ANDREIA SANCHES - Público
Têm
sido contactados pela Lusófona para entregar diplomas. E mostram-se
surpreendidos. “Nunca me passou pela cabeça que as coisas não estivessem bem.”
Há quem já tenha arranjado um advogado.
São
de várias áreas e formações: há agentes das forças de segurança e militares,
técnicos de obras, engenheiros, funcionários públicos... O PÚBLICO falou com
alguns dos ex-alunos da Universidade Lusófona que têm sido surpreendidos com a
cassação dos seus diplomas ou certificados por irregularidades detectadas nos
processos de atribuição de créditos. O nome mais mediático — sobretudo pela sua
carreira artística — é Nuno da Câmara Pereira. Que, tal como muitos outros
detentores do antigo curso de regente agrícola — equivalente ao bacharelato —,
decidiu "há uns anos" completar estudos para ter a licenciatura em
Engenharia do Ambiente.
Outro
ex-aluno da Lusófona que aparece na lista dos que estão em situação idêntica é
João Salgueiro, presidente da Câmara de Porto de Mós (PS). Mas este garante não
ter recebido “qualquer creditação” da universidade, porque lá não se licenciou
— diz que concluiu apenas uma especialização em Ciências do Ambiente, “para a
qual não houve qualquer creditação curricular”.
André
Gomes, que foi durante dez anos comandante da Polícia Municipal em Lisboa, e
possui uma folha de serviços com várias condecorações e louvores das forças de
segurança, também recebeu recentemente uma carta da universidade a pedir-lhe
para entregar o diploma de Estudos de Segurança. “Nunca me passou pela cabeça
que as coisas não estivessem bem”, diz. Este subintendente da PSP garante que
para a sua carreira já não precisava da licenciatura, fê-lo, como outros que
conhece, “por carolice”.
Já
o advogado José Carlos Valério, que representa “mais de 10 ex-alunos” do curso
de Estudos de Segurança, a quem foi igualmente pedido que entregassem os
certificados, afirma: “Sobre a declaração da nulidade dos certificados, a
universidade vai ter que responder por ela” porque os seus representantes
“agiram de boa-fé”. Lamenta nomeadamente a divulgação dos nomes dos
ex-estudantes.
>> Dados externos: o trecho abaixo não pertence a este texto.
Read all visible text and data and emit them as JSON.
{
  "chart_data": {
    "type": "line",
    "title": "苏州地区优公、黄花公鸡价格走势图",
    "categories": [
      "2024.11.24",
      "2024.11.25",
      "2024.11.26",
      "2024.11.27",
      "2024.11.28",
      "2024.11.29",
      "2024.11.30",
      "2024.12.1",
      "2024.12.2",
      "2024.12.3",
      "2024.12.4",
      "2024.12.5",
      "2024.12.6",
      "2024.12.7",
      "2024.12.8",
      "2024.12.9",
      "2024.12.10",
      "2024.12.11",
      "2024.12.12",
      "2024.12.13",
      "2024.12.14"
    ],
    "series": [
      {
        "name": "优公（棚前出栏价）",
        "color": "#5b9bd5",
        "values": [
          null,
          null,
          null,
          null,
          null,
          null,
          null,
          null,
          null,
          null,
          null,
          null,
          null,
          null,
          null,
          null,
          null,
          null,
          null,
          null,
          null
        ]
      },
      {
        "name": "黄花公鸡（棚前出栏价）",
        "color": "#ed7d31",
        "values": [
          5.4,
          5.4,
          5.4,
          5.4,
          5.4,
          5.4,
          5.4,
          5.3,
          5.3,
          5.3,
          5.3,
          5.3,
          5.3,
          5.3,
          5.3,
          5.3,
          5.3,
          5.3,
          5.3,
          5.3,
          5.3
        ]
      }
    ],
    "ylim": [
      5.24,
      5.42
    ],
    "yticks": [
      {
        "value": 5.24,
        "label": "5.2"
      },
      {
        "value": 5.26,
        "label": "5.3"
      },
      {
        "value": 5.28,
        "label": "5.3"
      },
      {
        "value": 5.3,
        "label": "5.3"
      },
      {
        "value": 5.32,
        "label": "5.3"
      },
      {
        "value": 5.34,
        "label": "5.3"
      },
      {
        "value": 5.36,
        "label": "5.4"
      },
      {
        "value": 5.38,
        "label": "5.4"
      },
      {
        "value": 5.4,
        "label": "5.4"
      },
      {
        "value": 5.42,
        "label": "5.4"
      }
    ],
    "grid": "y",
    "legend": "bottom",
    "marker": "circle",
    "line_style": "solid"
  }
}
Diz que aguardam desenvolvimentos.
“Não
preciso da licenciatura”
Mas vamos por partes: só no curso frequentado por Nuno da Câmara Pereira, Engenharia do Ambiente, foram 14 os ex-alunos em que foram detectadas irregularidades na forma como a Lusófona geriu os processos de atribuição de créditos.
“Durante
anos tinha sido uma reivindicação dos regentes agrícolas” a possibilidade de
aceder ao ensino superior, recorda ao PÚBLICO o fadista e ex-deputado (eleito
pelo PSD). “Até que o ministro Mariano Gago [em 2008] aprovou um diploma que
abria a porta dos regentes agrícolas ao ensino superior.” Esse diploma legal
dava aos equiparados a bacharéis o direito de prosseguirem estudos e de verem
reconhecida para esse efeito a sua experiência profissional, mediante a
atribuição de créditos que lhes permitiriam ter equivalências. Era o seu caso.
Câmara
Pereira e outros 17 regentes agrícolas — todos com experiência, sublinha, e, no
seu caso, com um passado na suinicultura, na hortofruticultura, nos quadros do
Ministério da Agricultura... — dirigiram-se à Lusófona. Os processos foram
analisados. E tal como lhe foi proposto, recebeu créditos, frequentou um curso
de especialização em Ambiente e algumas cadeiras no plano de estudos da
licenciatura de Engenharia do Ambiente. “Cheguei a ter de repetir cadeiras
porque chumbei a uma ou duas, nos exames.”
Certo
é que em Novembro de 2012, estava licenciado (segundo o seu processo
tinha-se matriculado na licenciatura em Fevereiro) e não se conforma com isto
de ver o seu nome numa lista de alunos cujos processos foram declarados nulos.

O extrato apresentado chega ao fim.